The Paleontological Museum is a large-scale cultural destination and research facility for the National Park Service three miles off US Highway 40 in southwest Colorado. It is a self-sufficient megastructure consolidating exhibits, labs, storage, education, visitor amenities, and administration. It is also shaped like a giant dinosaur.
Can an apparently facetious response be substantial? The Museum ties into American traditions of roadside architecture, and dinosaurs are a perennial subject of public fascination and spectacle – but these notions are hardly legitimizing. The redeeming circumstance here is that this site is really no place for a building at all. Instead, the Museum poses as a character inhabiting – and at the scale of – the topographical mise-en-scene. Or rather, two characters: the biomorphic public entity and its technological service sidekick, connected by arterial gangways.

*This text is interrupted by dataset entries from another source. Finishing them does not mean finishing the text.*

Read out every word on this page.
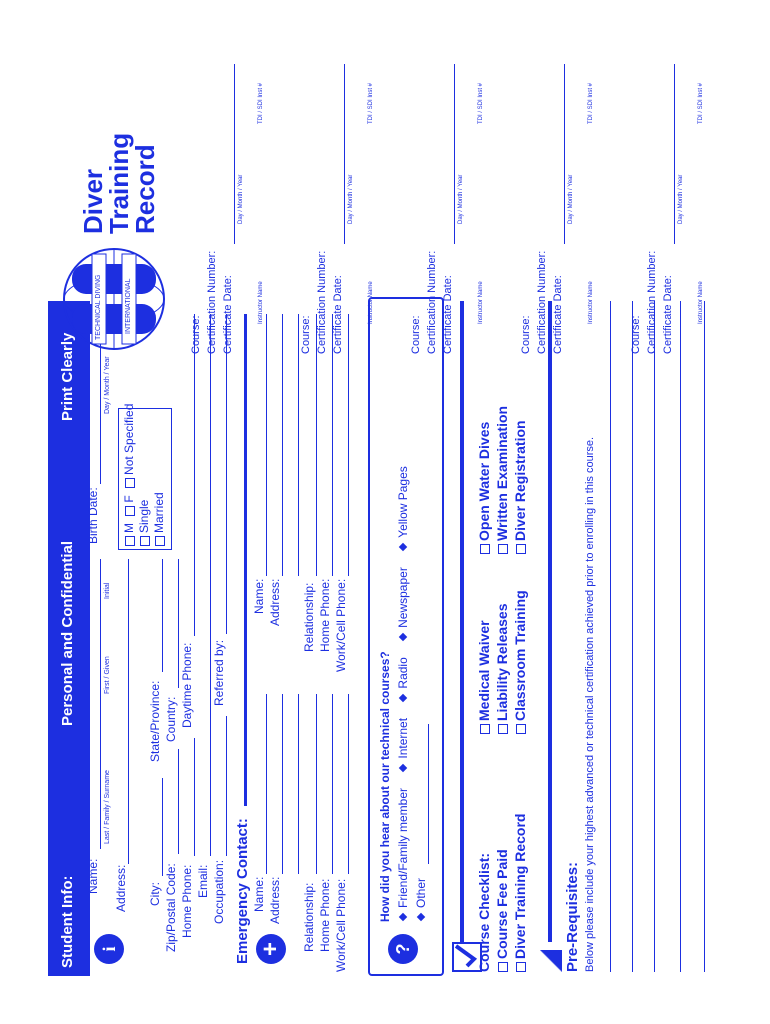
Student Info:
Personal and Confidential
Print Clearly
i
Name:
Last / Family / Surname
First / Given
Initial
Birth Date:
Day / Month / Year
Address:
M F Not Specified
Single Married
City:
State/Province:
Zip/Postal Code:
Country:
Home Phone:
Daytime Phone:
Email: Occupation:
Referred by:
Emergency Contact: +
Name:
Name:
Address:
Address:
Relationship:
Relationship:
Home Phone:
Home Phone:
Work/Cell Phone:
Work/Cell Phone:
?
How did you hear about our technical courses? Friend/Family member Internet Radio Newspaper Yellow Pages
Other	Course Checklist: Course Fee Paid Diver Training Record
Medical Waiver Liability Releases Classroom Training
Open Water Dives Written Examination Diver Registration
Pre-Requisites: Below please include your highest advanced or technical certification achieved prior to enrolling in this course.
TECHNICAL DIVING	INTERNATIONAL
Diver
Training
Record
Course: Certification Number: Certificate Date:
Day / Month / Year
Instructor Name
TDI / SDI Inst #
Course: Certification Number: Certificate Date:
Day / Month / Year
Instructor Name
TDI / SDI Inst #
Course: Certification Number: Certificate Date:
Day / Month / Year
Instructor Name
TDI / SDI Inst #
Course: Certification Number: Certificate Date:
Day / Month / Year
Instructor Name
TDI / SDI Inst #
Course: Certification Number: Certificate Date:
Day / Month / Year
Instructor Name
TDI / SDI Inst #
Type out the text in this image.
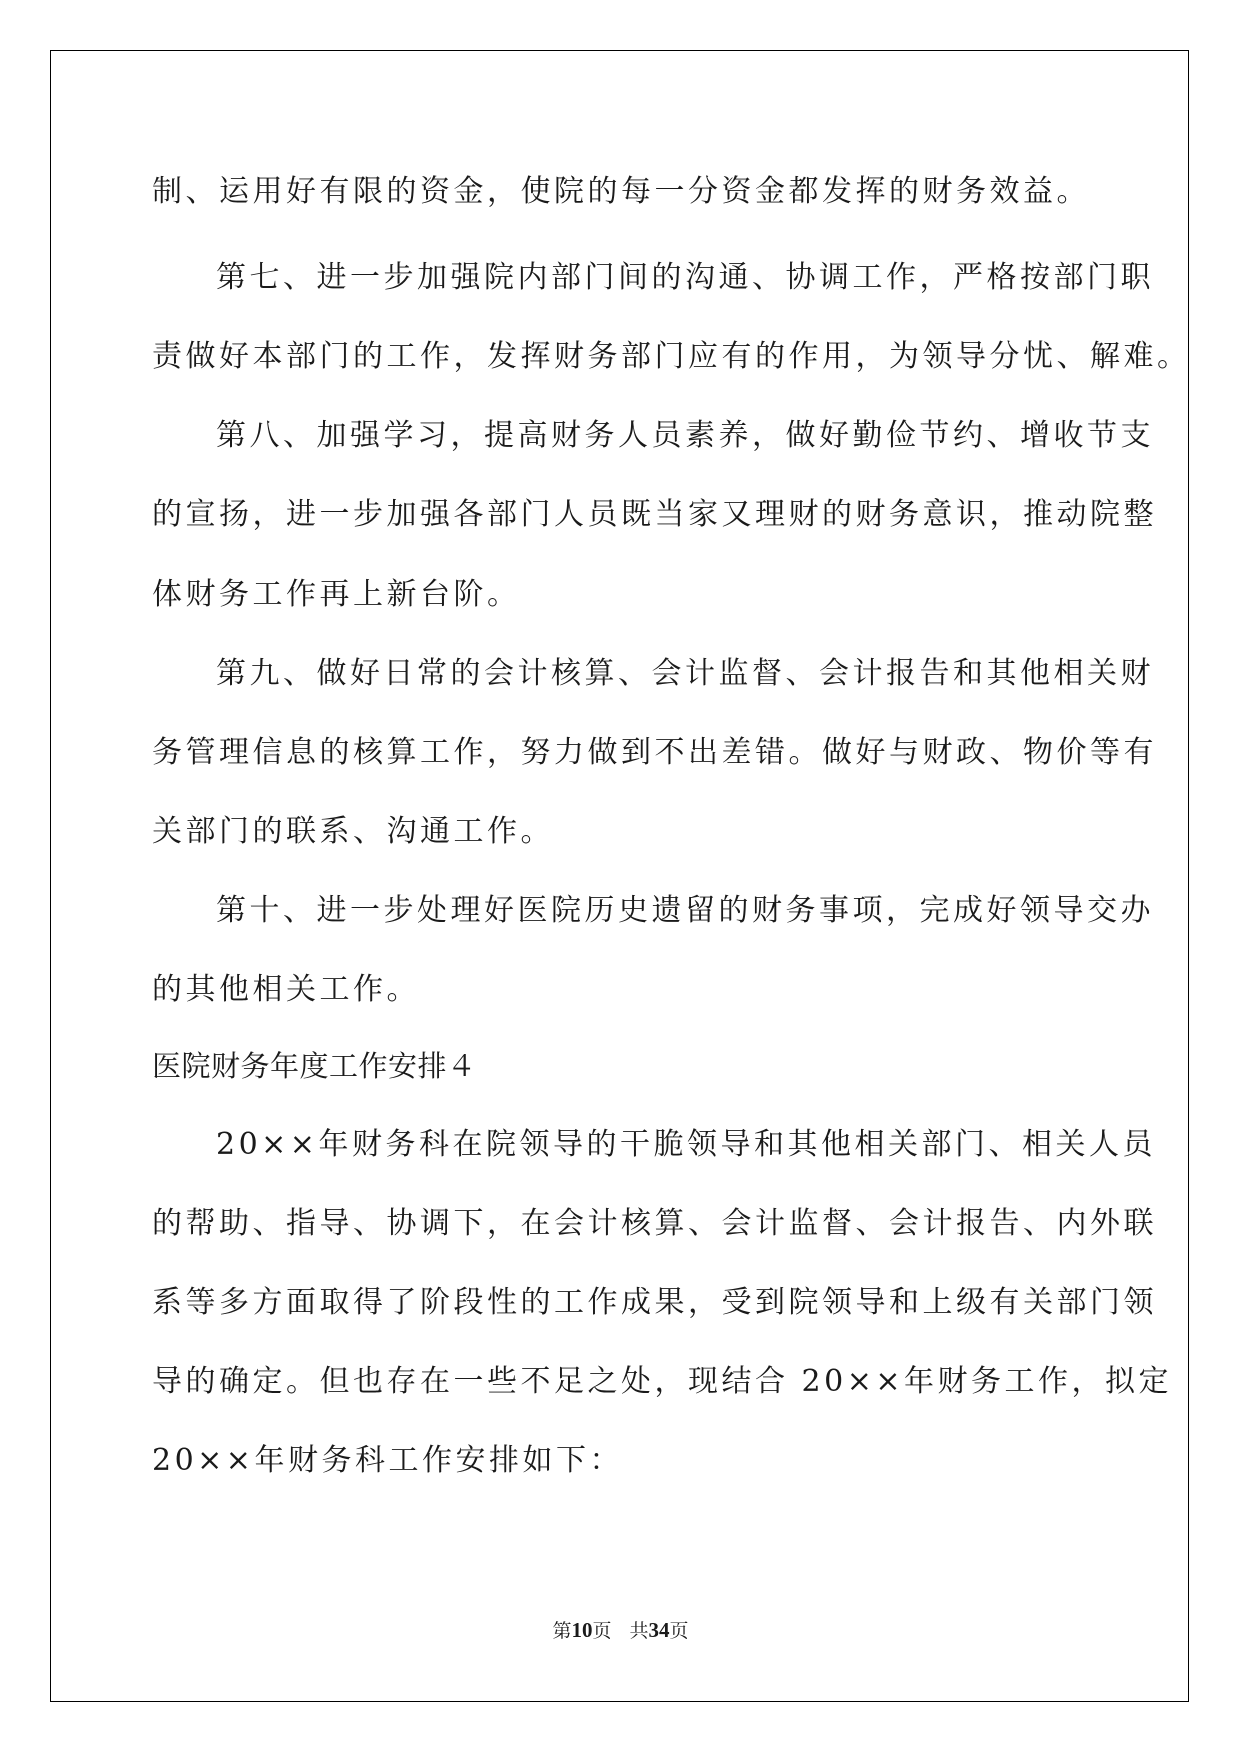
制、运用好有限的资金，使院的每一分资金都发挥的财务效益。

第七、进一步加强院内部门间的沟通、协调工作，严格按部门职

责做好本部门的工作，发挥财务部门应有的作用，为领导分忧、解难。

第八、加强学习，提高财务人员素养，做好勤俭节约、增收节支

的宣扬，进一步加强各部门人员既当家又理财的财务意识，推动院整

体财务工作再上新台阶。

第九、做好日常的会计核算、会计监督、会计报告和其他相关财

务管理信息的核算工作，努力做到不出差错。做好与财政、物价等有

关部门的联系、沟通工作。

第十、进一步处理好医院历史遗留的财务事项，完成好领导交办

的其他相关工作。

医院财务年度工作安排４

20××年财务科在院领导的干脆领导和其他相关部门、相关人员

的帮助、指导、协调下，在会计核算、会计监督、会计报告、内外联

系等多方面取得了阶段性的工作成果，受到院领导和上级有关部门领

导的确定。但也存在一些不足之处，现结合 20××年财务工作，拟定

20××年财务科工作安排如下：

第10页 共34页
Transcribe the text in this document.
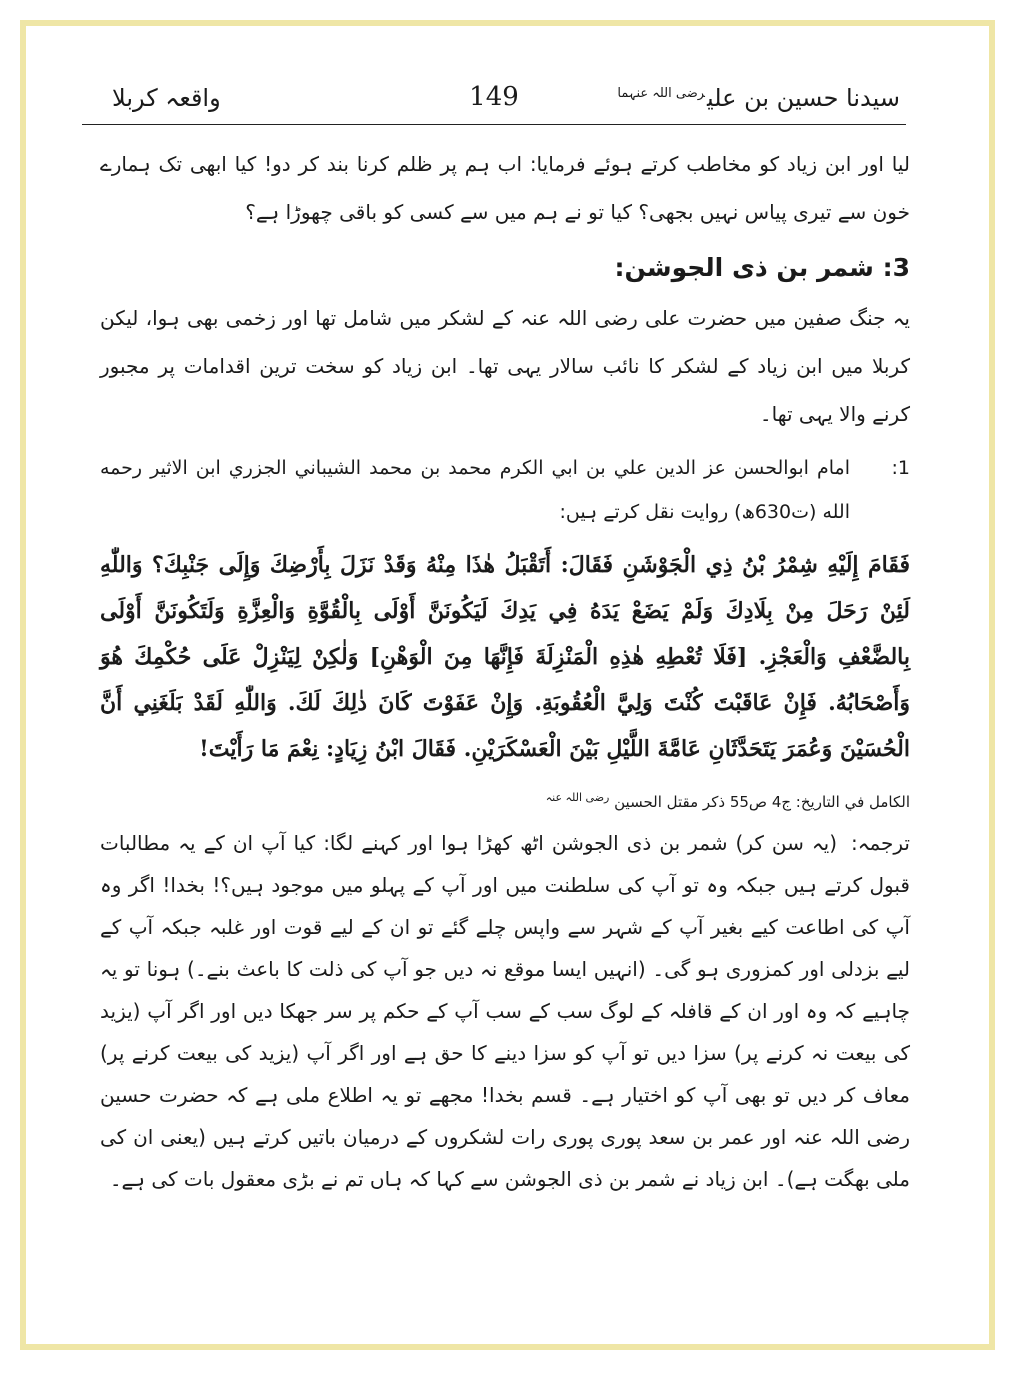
سیدنا حسین بن علی$^{رضی اللہ عنہما}$
149
واقعہ کربلا

لیا اور ابن زیاد کو مخاطب کرتے ہوئے فرمایا: اب ہم پر ظلم کرنا بند کر دو! کیا ابھی تک ہمارے خون سے تیری پیاس نہیں بجھی؟ کیا تو نے ہم میں سے کسی کو باقی چھوڑا ہے؟

3: شمر بن ذی الجوشن:

یہ جنگ صفین میں حضرت علی رضی اللہ عنہ کے لشکر میں شامل تھا اور زخمی بھی ہوا، لیکن کربلا میں ابن زیاد کے لشکر کا نائب سالار یہی تھا۔ ابن زیاد کو سخت ترین اقدامات پر مجبور کرنے والا یہی تھا۔

1:
امام ابوالحسن عز الدين علي بن ابي الكرم محمد بن محمد الشيباني الجزري ابن الاثير رحمه الله (ت630ھ) روایت نقل کرتے ہیں:

فَقَامَ إِلَيْهِ شِمْرُ بْنُ ذِي الْجَوْشَنِ فَقَالَ: أَتَقْبَلُ هٰذَا مِنْهُ وَقَدْ نَزَلَ بِأَرْضِكَ وَإِلَى جَنْبِكَ؟ وَاللّٰهِ لَئِنْ رَحَلَ مِنْ بِلَادِكَ وَلَمْ يَضَعْ يَدَهُ فِي يَدِكَ لَيَكُونَنَّ أَوْلَى بِالْقُوَّةِ وَالْعِزَّةِ وَلَتَكُونَنَّ أَوْلَى بِالضَّعْفِ وَالْعَجْزِ. [فَلَا تُعْطِهِ هٰذِهِ الْمَنْزِلَةَ فَإِنَّهَا مِنَ الْوَهْنِ] وَلٰكِنْ لِيَنْزِلْ عَلَى حُكْمِكَ هُوَ وَأَصْحَابُهُ. فَإِنْ عَاقَبْتَ كُنْتَ وَلِيَّ الْعُقُوبَةِ. وَإِنْ عَفَوْتَ كَانَ ذٰلِكَ لَكَ. وَاللّٰهِ لَقَدْ بَلَغَنِي أَنَّ الْحُسَيْنَ وَعُمَرَ يَتَحَدَّثَانِ عَامَّةَ اللَّيْلِ بَيْنَ الْعَسْكَرَيْنِ. فَقَالَ ابْنُ زِيَادٍ: نِعْمَ مَا رَأَيْتَ!

الكامل في التاريخ: ج4 ص55 ذکر مقتل الحسين $^{رضی اللہ عنہ}$

ترجمہ:(یہ سن کر) شمر بن ذی الجوشن اٹھ کھڑا ہوا اور کہنے لگا: کیا آپ ان کے یہ مطالبات قبول کرتے ہیں جبکہ وہ تو آپ کی سلطنت میں اور آپ کے پہلو میں موجود ہیں؟! بخدا! اگر وہ آپ کی اطاعت کیے بغیر آپ کے شہر سے واپس چلے گئے تو ان کے لیے قوت اور غلبہ جبکہ آپ کے لیے بزدلی اور کمزوری ہو گی۔ (انہیں ایسا موقع نہ دیں جو آپ کی ذلت کا باعث بنے۔) ہونا تو یہ چاہیے کہ وہ اور ان کے قافلہ کے لوگ سب کے سب آپ کے حکم پر سر جھکا دیں اور اگر آپ (یزید کی بیعت نہ کرنے پر) سزا دیں تو آپ کو سزا دینے کا حق ہے اور اگر آپ (یزید کی بیعت کرنے پر) معاف کر دیں تو بھی آپ کو اختیار ہے۔ قسم بخدا! مجھے تو یہ اطلاع ملی ہے کہ حضرت حسین رضی اللہ عنہ اور عمر بن سعد پوری پوری رات لشکروں کے درمیان باتیں کرتے ہیں (یعنی ان کی ملی بھگت ہے)۔ ابن زیاد نے شمر بن ذی الجوشن سے کہا کہ ہاں تم نے بڑی معقول بات کی ہے۔
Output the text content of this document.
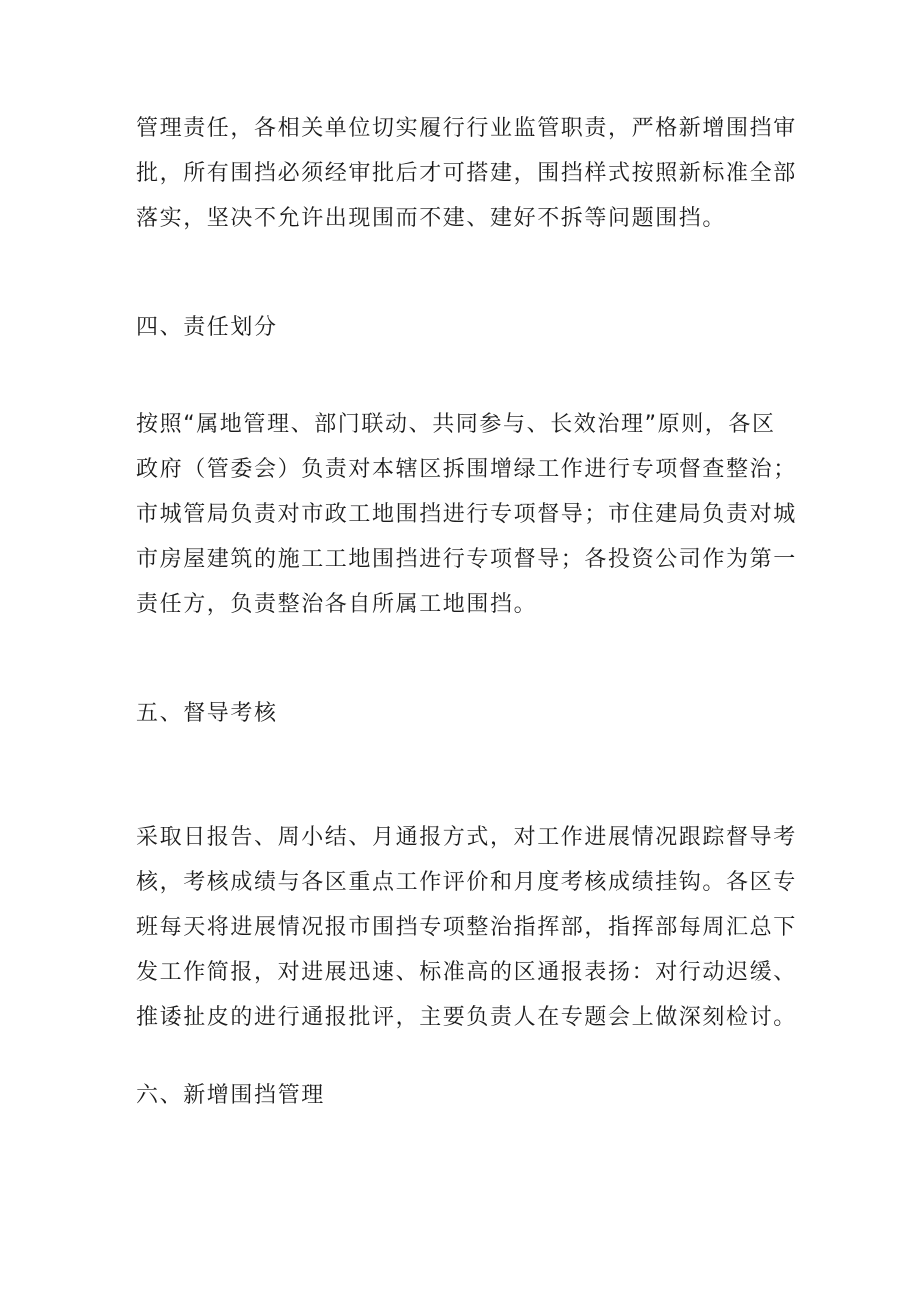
管理责任，各相关单位切实履行行业监管职责，严格新增围挡审
批，所有围挡必须经审批后才可搭建，围挡样式按照新标准全部
落实，坚决不允许出现围而不建、建好不拆等问题围挡。

四、责任划分

按照“属地管理、部门联动、共同参与、长效治理”原则，各区
政府（管委会）负责对本辖区拆围增绿工作进行专项督查整治；
市城管局负责对市政工地围挡进行专项督导；市住建局负责对城
市房屋建筑的施工工地围挡进行专项督导；各投资公司作为第一
责任方，负责整治各自所属工地围挡。

五、督导考核

采取日报告、周小结、月通报方式，对工作进展情况跟踪督导考
核，考核成绩与各区重点工作评价和月度考核成绩挂钩。各区专
班每天将进展情况报市围挡专项整治指挥部，指挥部每周汇总下
发工作简报，对进展迅速、标准高的区通报表扬：对行动迟缓、
推诿扯皮的进行通报批评，主要负责人在专题会上做深刻检讨。

六、新增围挡管理
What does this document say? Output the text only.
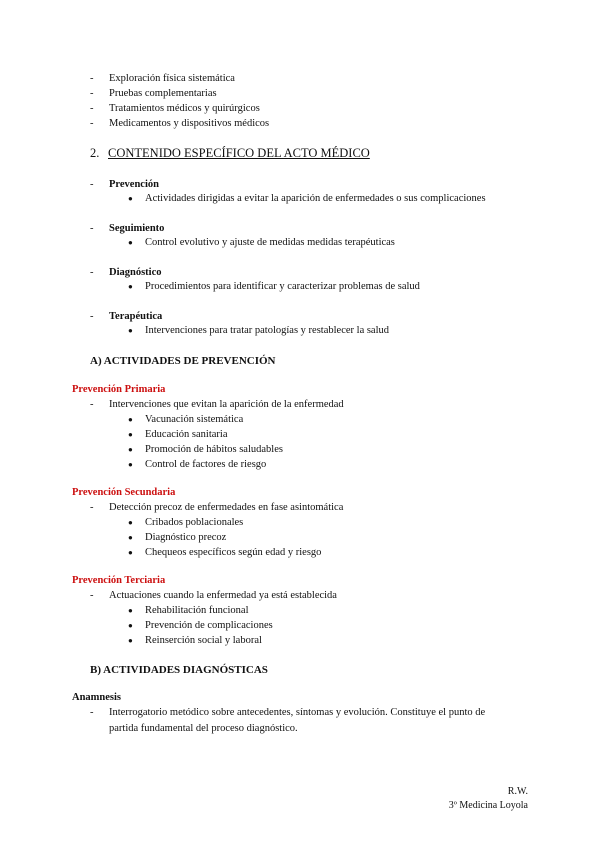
- Exploración física sistemática
- Pruebas complementarias
- Tratamientos médicos y quirúrgicos
- Medicamentos y dispositivos médicos
2. CONTENIDO ESPECÍFICO DEL ACTO MÉDICO
- Prevención
● Actividades dirigidas a evitar la aparición de enfermedades o sus complicaciones
- Seguimiento
● Control evolutivo y ajuste de medidas medidas terapéuticas
- Diagnóstico
● Procedimientos para identificar y caracterizar problemas de salud
- Terapéutica
● Intervenciones para tratar patologías y restablecer la salud
A) ACTIVIDADES DE PREVENCIÓN
Prevención Primaria
- Intervenciones que evitan la aparición de la enfermedad
● Vacunación sistemática
● Educación sanitaria
● Promoción de hábitos saludables
● Control de factores de riesgo
Prevención Secundaria
- Detección precoz de enfermedades en fase asintomática
● Cribados poblacionales
● Diagnóstico precoz
● Chequeos específicos según edad y riesgo
Prevención Terciaria
- Actuaciones cuando la enfermedad ya está establecida
● Rehabilitación funcional
● Prevención de complicaciones
● Reinserción social y laboral
B) ACTIVIDADES DIAGNÓSTICAS
Anamnesis
- Interrogatorio metódico sobre antecedentes, síntomas y evolución. Constituye el punto de
partida fundamental del proceso diagnóstico.
R.W.
3º Medicina Loyola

The absurd form is further validated by the clarity with which its occupation is defined. Since the Museum is necessarily reached by car (or RV), parking is submerged in a “dig” that gives on to an underground entrance, eliding the impossible question where to get inside. The galleries are attained via a mammoth spiral ramp that evokes both innards and the temporal progression of evolution. The primary exhibits occupy the top level of the museum, with a scenic overlook at the head.
The Museum’s double-cantilevered steel chassis sits on cast-in-place leg piers, and is faced in aluminum and red brass sheets. The sidekick bar’s steel frame construction is clad in aluminum panels printed with images of Cor-Ten steel at 20x actual scale.